Drinks giant Diageo has been fined £1.2 million by the Scottish Environment Protection Agency (SEPA) after an “administrative error” prevented the company from operating under the correct emissions permit.

Diageo fined £1.2 million for breaching climate regulations

The Scottish agency imposed the fine after finding that Diageo had failed to accurately declare carbon emissions in three of its whisky plants in Scotland, breaching the UK’s rules. The drinks giant has cited an “administrative error” as the cause of the issue.

SEPA described payment of the fine as “non-negotiable” after the drinks giant appealed the original civil penalty notice.

The original penalty of £1.4 million was reduced to £1.2 million after appeal.

SEPA issued Diageo with a civil penalties fine under the Emissions Trading Scheme (ETS), which puts a cost on carbon emissions to encourage qualifying polluters to reduce the amount of greenhouse gases emitted.

ETS works under a ‘cap and trade’ principle, where a limit is set on the total amount of greenhouse gases that can be emitted by companies within the scheme. The cap is reduced over time, making a contribution to achieving Net Zero.
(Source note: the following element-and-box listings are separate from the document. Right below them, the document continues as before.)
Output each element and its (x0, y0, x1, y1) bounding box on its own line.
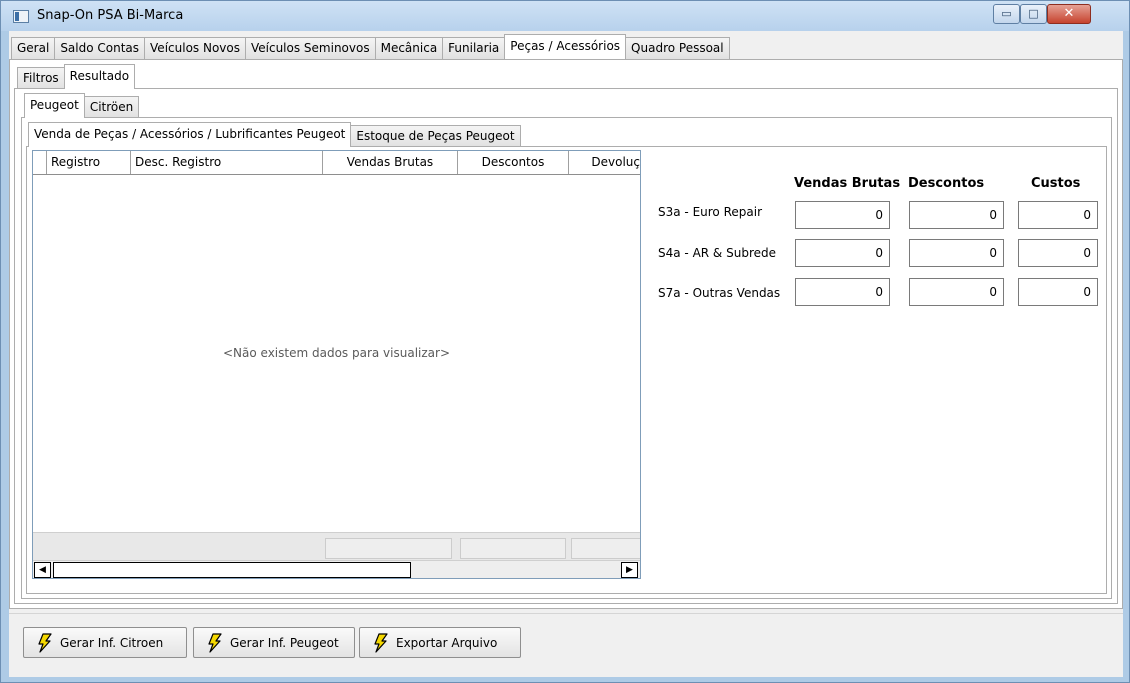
row-label-euro-repair: S3a - Euro Repair (658, 205, 762, 219)
tab-estoque-pecas[interactable]: Estoque de Peças Peugeot (350, 125, 521, 147)
brand-tabbar: Peugeot Citröen (24, 93, 140, 118)
data-grid[interactable]: Registro Desc. Registro Vendas Brutas De… (32, 150, 641, 579)
field-outras-vendas-custos[interactable]: 0 (1018, 278, 1098, 306)
report-tabbar: Venda de Peças / Acessórios / Lubrifican… (28, 122, 521, 147)
field-outras-vendas-vendas[interactable]: 0 (795, 278, 890, 306)
tab-funilaria[interactable]: Funilaria (442, 37, 506, 59)
maximize-button[interactable]: □ (1020, 4, 1047, 24)
col-vendas-brutas[interactable]: Vendas Brutas (323, 151, 458, 174)
window-title: Snap-On PSA Bi-Marca (37, 8, 184, 23)
grid-empty-message: <Não existem dados para visualizar> (222, 346, 450, 360)
grid-summary-row (33, 532, 640, 560)
tab-quadro-pessoal[interactable]: Quadro Pessoal (625, 37, 730, 59)
lightning-icon (208, 632, 222, 653)
gerar-inf-peugeot-button[interactable]: Gerar Inf. Peugeot (193, 627, 355, 658)
tab-veiculos-seminovos[interactable]: Veículos Seminovos (244, 37, 376, 59)
view-tabbar: Filtros Resultado (17, 64, 136, 89)
tab-resultado[interactable]: Resultado (63, 64, 136, 89)
scroll-right-icon[interactable]: ▶ (621, 562, 638, 578)
main-tabbar: Geral Saldo Contas Veículos Novos Veícul… (11, 34, 730, 59)
app-icon (13, 10, 29, 23)
col-desc-registro[interactable]: Desc. Registro (131, 151, 323, 174)
tab-filtros[interactable]: Filtros (17, 67, 65, 89)
col-registro[interactable]: Registro (47, 151, 131, 174)
tab-venda-pecas[interactable]: Venda de Peças / Acessórios / Lubrifican… (28, 122, 352, 147)
row-label-outras-vendas: S7a - Outras Vendas (658, 286, 781, 300)
field-ar-subrede-custos[interactable]: 0 (1018, 239, 1098, 267)
summary-cell-devolucoes (571, 538, 640, 559)
tab-saldo-contas[interactable]: Saldo Contas (54, 37, 146, 59)
exportar-arquivo-label: Exportar Arquivo (396, 635, 498, 650)
tab-veiculos-novos[interactable]: Veículos Novos (144, 37, 246, 59)
field-ar-subrede-vendas[interactable]: 0 (795, 239, 890, 267)
exportar-arquivo-button[interactable]: Exportar Arquivo (359, 627, 521, 658)
tab-mecanica[interactable]: Mecânica (374, 37, 444, 59)
tab-peugeot[interactable]: Peugeot (24, 93, 85, 118)
lightning-icon (38, 632, 52, 653)
tab-pecas-acessorios[interactable]: Peças / Acessórios (504, 34, 627, 59)
gerar-inf-citroen-label: Gerar Inf. Citroen (60, 635, 164, 650)
horizontal-scrollbar[interactable]: ◀ ▶ (33, 560, 640, 578)
gerar-inf-peugeot-label: Gerar Inf. Peugeot (230, 635, 339, 650)
tab-citroen[interactable]: Citröen (83, 96, 140, 118)
summary-header-custos: Custos (1031, 176, 1081, 191)
summary-header-descontos: Descontos (908, 176, 985, 191)
scroll-thumb[interactable] (53, 562, 411, 578)
row-indicator-header (33, 151, 47, 174)
lightning-icon (374, 632, 388, 653)
summary-header-vendas-brutas: Vendas Brutas (794, 176, 901, 191)
title-bar[interactable]: Snap-On PSA Bi-Marca ▭ □ ✕ (1, 1, 1129, 31)
summary-cell-descontos (460, 538, 566, 559)
col-descontos[interactable]: Descontos (458, 151, 569, 174)
minimize-button[interactable]: ▭ (993, 4, 1020, 24)
grid-header: Registro Desc. Registro Vendas Brutas De… (33, 151, 640, 175)
field-euro-repair-vendas[interactable]: 0 (795, 201, 890, 229)
field-ar-subrede-descontos[interactable]: 0 (909, 239, 1004, 267)
field-euro-repair-custos[interactable]: 0 (1018, 201, 1098, 229)
row-label-ar-subrede: S4a - AR & Subrede (658, 246, 776, 260)
field-outras-vendas-descontos[interactable]: 0 (909, 278, 1004, 306)
tab-geral[interactable]: Geral (11, 37, 56, 59)
summary-cell-vendas (325, 538, 452, 559)
field-euro-repair-descontos[interactable]: 0 (909, 201, 1004, 229)
scroll-left-icon[interactable]: ◀ (34, 562, 51, 578)
app-window: Snap-On PSA Bi-Marca ▭ □ ✕ Geral Saldo C… (0, 0, 1130, 683)
client-area: Geral Saldo Contas Veículos Novos Veícul… (9, 31, 1123, 677)
gerar-inf-citroen-button[interactable]: Gerar Inf. Citroen (23, 627, 187, 658)
close-button[interactable]: ✕ (1047, 4, 1091, 24)
col-devolucoes[interactable]: Devoluç (569, 151, 640, 174)
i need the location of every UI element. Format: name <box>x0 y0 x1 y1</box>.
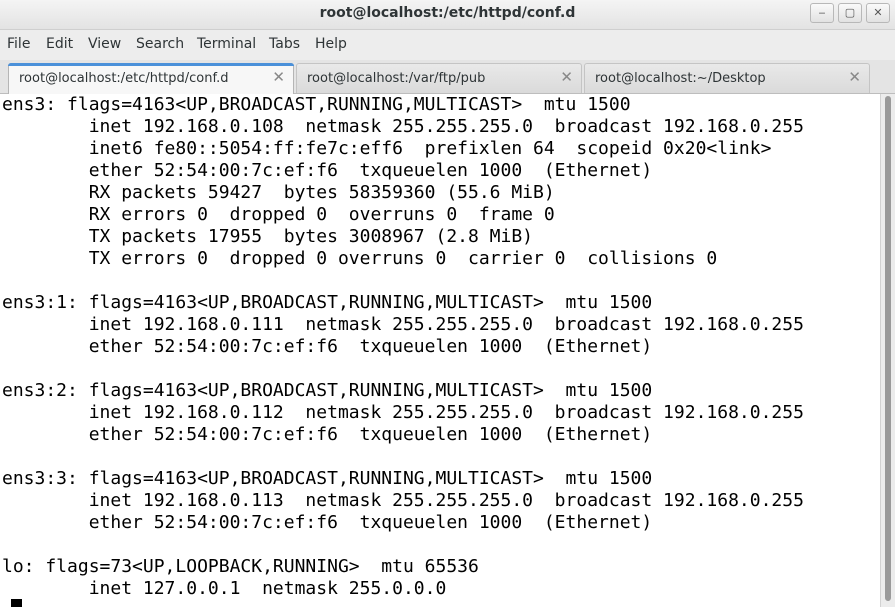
terminal-line: ens3:2: flags=4163<UP,BROADCAST,RUNNING,… <box>2 380 653 401</box>
tab-desktop[interactable]: root@localhost:~/Desktop ✕ <box>584 63 870 93</box>
terminal-line: RX errors 0 dropped 0 overruns 0 frame 0 <box>2 204 555 225</box>
title-bar[interactable]: root@localhost:/etc/httpd/conf.d ‒ ▢ ✕ <box>0 0 895 30</box>
minimize-button[interactable]: ‒ <box>810 3 834 23</box>
menu-edit[interactable]: Edit <box>46 36 73 52</box>
tab-close-icon[interactable]: ✕ <box>560 68 573 86</box>
menu-file[interactable]: File <box>7 36 30 52</box>
window-title: root@localhost:/etc/httpd/conf.d <box>319 5 576 21</box>
menu-bar: File Edit View Search Terminal Tabs Help <box>0 30 895 60</box>
menu-search[interactable]: Search <box>136 36 184 52</box>
menu-terminal[interactable]: Terminal <box>197 36 256 52</box>
tab-ftp-pub[interactable]: root@localhost:/var/ftp/pub ✕ <box>296 63 582 93</box>
close-window-button[interactable]: ✕ <box>866 3 890 23</box>
terminal-line: inet6 fe80::5054:ff:fe7c:eff6 prefixlen … <box>2 138 772 159</box>
terminal-line: inet 192.168.0.111 netmask 255.255.255.0… <box>2 314 804 335</box>
terminal-line: ether 52:54:00:7c:ef:f6 txqueuelen 1000 … <box>2 424 653 445</box>
terminal-line: inet 127.0.0.1 netmask 255.0.0.0 <box>2 578 447 599</box>
terminal-line: inet 192.168.0.113 netmask 255.255.255.0… <box>2 490 804 511</box>
tab-close-icon[interactable]: ✕ <box>848 68 861 86</box>
scrollbar-thumb[interactable] <box>885 96 891 601</box>
terminal-line: ens3: flags=4163<UP,BROADCAST,RUNNING,MU… <box>2 94 631 115</box>
tab-label: root@localhost:/etc/httpd/conf.d <box>19 71 229 86</box>
terminal-line: RX packets 59427 bytes 58359360 (55.6 Mi… <box>2 182 555 203</box>
menu-help[interactable]: Help <box>315 36 347 52</box>
terminal-line: inet 192.168.0.108 netmask 255.255.255.0… <box>2 116 804 137</box>
terminal-line: ether 52:54:00:7c:ef:f6 txqueuelen 1000 … <box>2 160 653 181</box>
terminal-line: TX errors 0 dropped 0 overruns 0 carrier… <box>2 248 718 269</box>
terminal-line: lo: flags=73<UP,LOOPBACK,RUNNING> mtu 65… <box>2 556 479 577</box>
maximize-button[interactable]: ▢ <box>838 3 862 23</box>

Qualifying operators are required to hold a permit and accurately monitor and report all qualifying emissions on an annual basis.

But Diageo has been accused by SEPA of failing to accurately report its emissions across three whisky sites for over six years, by operating for this time with no ETS permit at all three sites.

The three sites were named as the Roseisle distillery and Burghhead Maltings on Speyside near Elgin and the Glen Ord Distillery in Ross-shire, as reported by The Ferret.

In a statement concerning the appeal, Jamie McGeachy, Carbon Reduction, Energy and Industry Manager for SEPA described the penalty as “non-negotiable”, and stated that “participation and full compliance is not optional”.

“These civil penalties demonstrate SEPA’s commitment to enforcement of obligations under ETS. Our message is clear: if you do not follow the regulations designed to protect and improve our environment, there are consequences,” he said.

McGeachy warned that the fines should serve as “a warning to not only the company involved, but all others in Scotland, that we will take the appropriate action to ensure compliance”.

A spokesperson from Diageo told db in response to the fine: “This was an unfortunate administrative error at three of our sites in Scotland during the period concerned and we have since implemented a number of procedural changes to ensure this does not happen again.

“We have always, and will continue to put significant focus behind reducing our environmental impact. In Scotland, we have invested over £150m in bio-energy plants, reduced our carbon emissions from direct operations by 50% up to 2020 and aim to be net zero by 2030.”

The drinks giant this week announced plans to build a carbon neutral distillery in Canada, designed to supplement existing manufacturing operations in the country.

SEPA sees compliance with the ETS as a crucial step towards achieving Scotland’s goal of a 75% reduction in CO2 emissions by 2030 and net zero emissions by 2045.